The book: blessing or burden?
My in-laws are preparing to move to a senior residence so they are culling the belongings that they have acquired over more than sixty years of marriage. As well-educated people who had an academic lifestyle, the number of books that they possessed was impressive. It’s definitely an emotional wrench for book-lovers to get rid of a good title. Going through the thousand-plus books on their shelves, memories were stirred and associations were remembered. This book was read when they lived in Berkeley, and that one when they lived in England; another book was a present from a dear friend; still another book had been handed down from a beloved parent. Just like photographs in an album, every book on their shelves represented a passage of life. Some, like old mysteries, were easy to toss into the “discard” bag, but most of the novels and art books had emotional values that made them difficult to part with.

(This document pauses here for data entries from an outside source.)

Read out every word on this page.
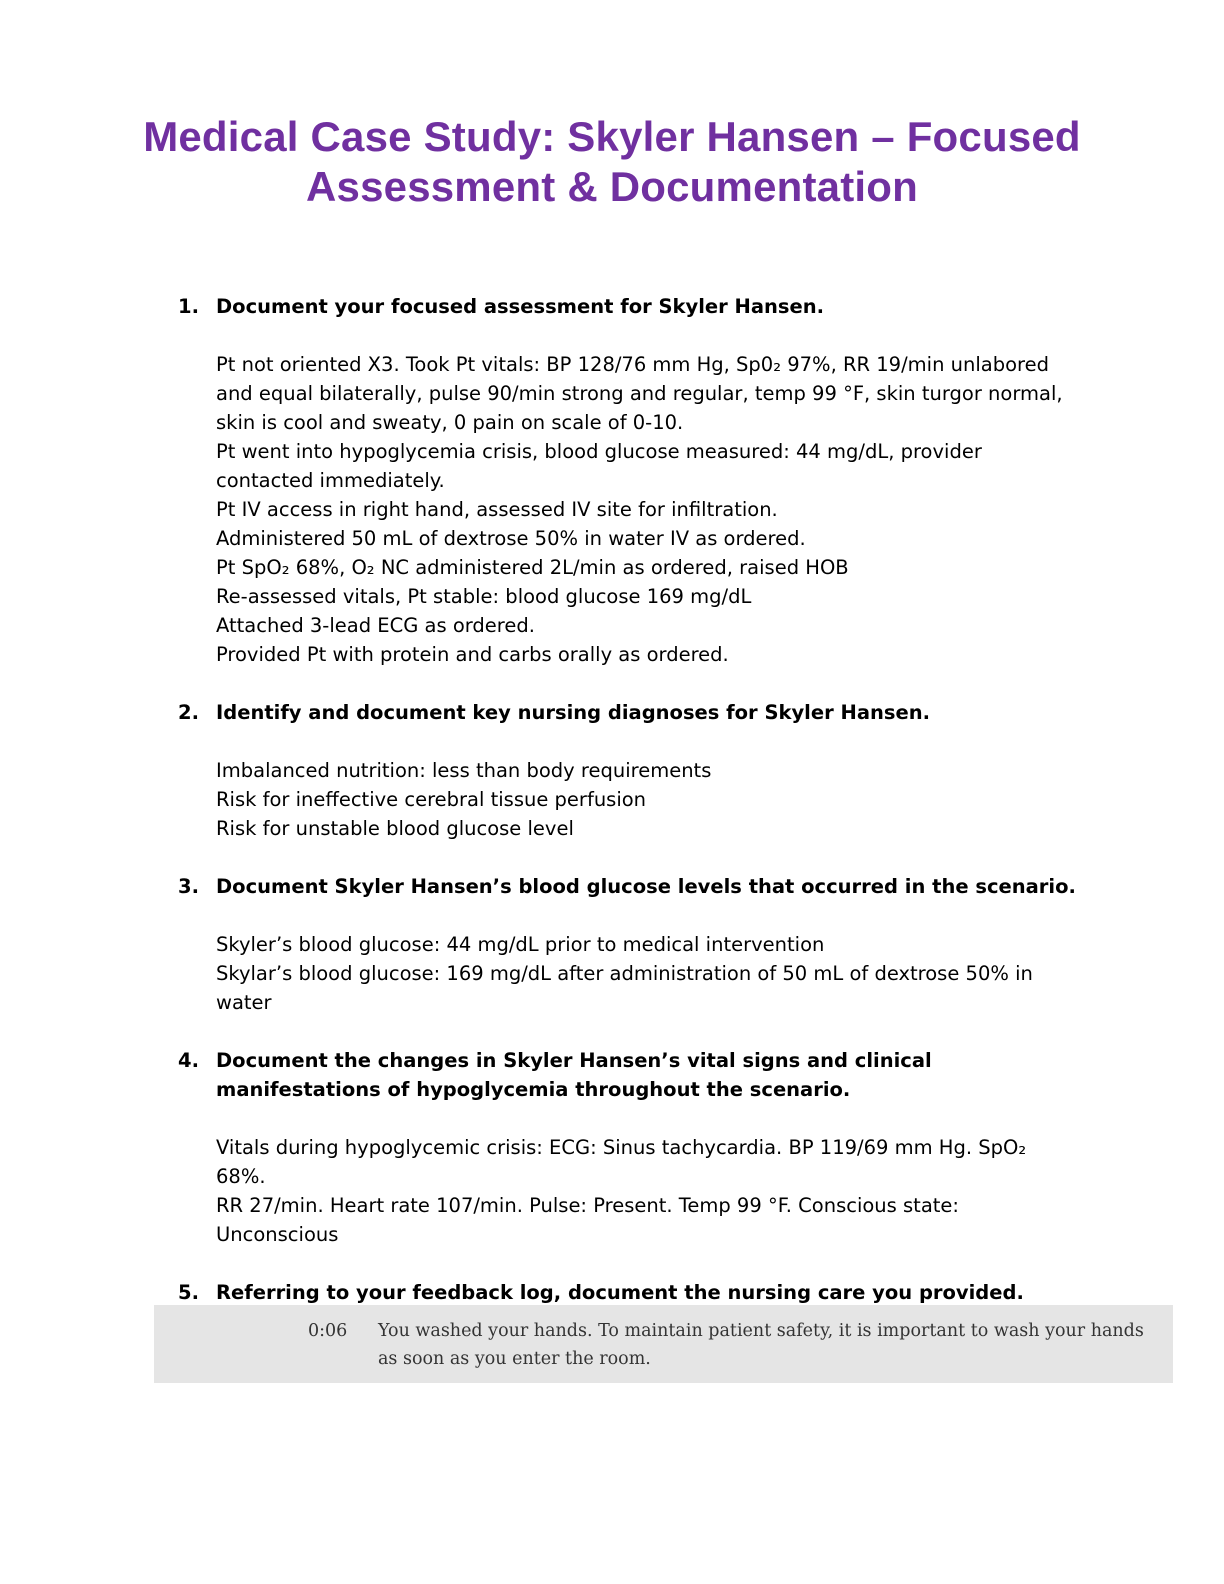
Medical Case Study: Skyler Hansen – Focused
Assessment & Documentation
1. Document your focused assessment for Skyler Hansen.
Pt not oriented X3. Took Pt vitals: BP 128/76 mm Hg, Sp0₂ 97%, RR 19/min unlabored
and equal bilaterally, pulse 90/min strong and regular, temp 99 °F, skin turgor normal,
skin is cool and sweaty, 0 pain on scale of 0-10.
Pt went into hypoglycemia crisis, blood glucose measured: 44 mg/dL, provider
contacted immediately.
Pt IV access in right hand, assessed IV site for infiltration.
Administered 50 mL of dextrose 50% in water IV as ordered.
Pt SpO₂ 68%, O₂ NC administered 2L/min as ordered, raised HOB
Re-assessed vitals, Pt stable: blood glucose 169 mg/dL
Attached 3-lead ECG as ordered.
Provided Pt with protein and carbs orally as ordered.
2. Identify and document key nursing diagnoses for Skyler Hansen.
Imbalanced nutrition: less than body requirements
Risk for ineffective cerebral tissue perfusion
Risk for unstable blood glucose level
3. Document Skyler Hansen’s blood glucose levels that occurred in the scenario.
Skyler’s blood glucose: 44 mg/dL prior to medical intervention
Skylar’s blood glucose: 169 mg/dL after administration of 50 mL of dextrose 50% in
water
4. Document the changes in Skyler Hansen’s vital signs and clinical manifestations of hypoglycemia throughout the scenario.
Vitals during hypoglycemic crisis: ECG: Sinus tachycardia. BP 119/69 mm Hg. SpO₂ 68%.
RR 27/min. Heart rate 107/min. Pulse: Present. Temp 99 °F. Conscious state:
Unconscious
5. Referring to your feedback log, document the nursing care you provided.
0:06 You washed your hands. To maintain patient safety, it is important to wash your hands as soon as you enter the room.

The ones that were definite “keeps” tended to be the many beautiful art and photography books, along with a number of classic novels. Galsworthy and Dickens and Tolstoy made the cut and will travel with my in-laws to the senior residence, along with a modest cohort of other excellent titles. The challenge of downsizing a library made a deep impression upon me, for since my youth I had always associated owning many books with wealth, and over the years I had accumulated a large collection. I am not particularly eager to divest myself of books, but my husband and I both agreed that it was time to downsize our own bookshelves. We therefore picked out seven bags of books to donate to the library book sale. To our disappointment, the missing titles made hardly a dent in our own shelves, which had been over-stuffed to begin with.
So how does one choose which books to take along to smaller quarters, and which to donate to the library book sale? It’s not easy to be cold-blooded, but it’s necessary for this task. Stop and consider how long ago a particular book was cracked open; ask yourself when you might reasonably expect to read that book over again. If a book hasn’t been touched in a certain span of time, then it ought to be passed on to someone else who might appreciate the opportunity. Two of my cherished books had not been read since freshman year in college, 35 years ago; but still I had lugged them from one apartment to the next, and had taken them along when I moved in with my future husband and mingled my books with his. All those long years the two books sat patiently, growing yellowed over time; but although I loved them I had never reread them. So I finally realized that it was time to part with them. Yes, it was difficult; but unless I want to become a hoarder, I simply can’t let an inanimate object guilt-trip me into keeping it. Am I in control of my own bookshelves or not?
But there’s another question that you need to ask yourself when faced with divesting books. Do you in fact expect to enjoy the book as much on a second reading? A good novel like “War and Peace” or “Pride and Prejudice” offers new insights to the reader each time you dip into it, but second-rate novels offer you less and less on each successive reading. Is a given book a bottomless source of wealth or does it offer diminishing returns? You are the only one who can decide.
Just as iTunes offered all of us a way to compress our musical libraries, a remarkably large library can be stored in any small e-reader. These don’t work for beautiful art books with color illustrations, but for non-illustrated books, an e-reader is a great opportunity to compress one’s collection.
I offer this consideration for anyone who feels, as I did, that books necessarily equal inner wealth. They can, but only up to the point that keeping ever-increasing numbers of them becomes a burden.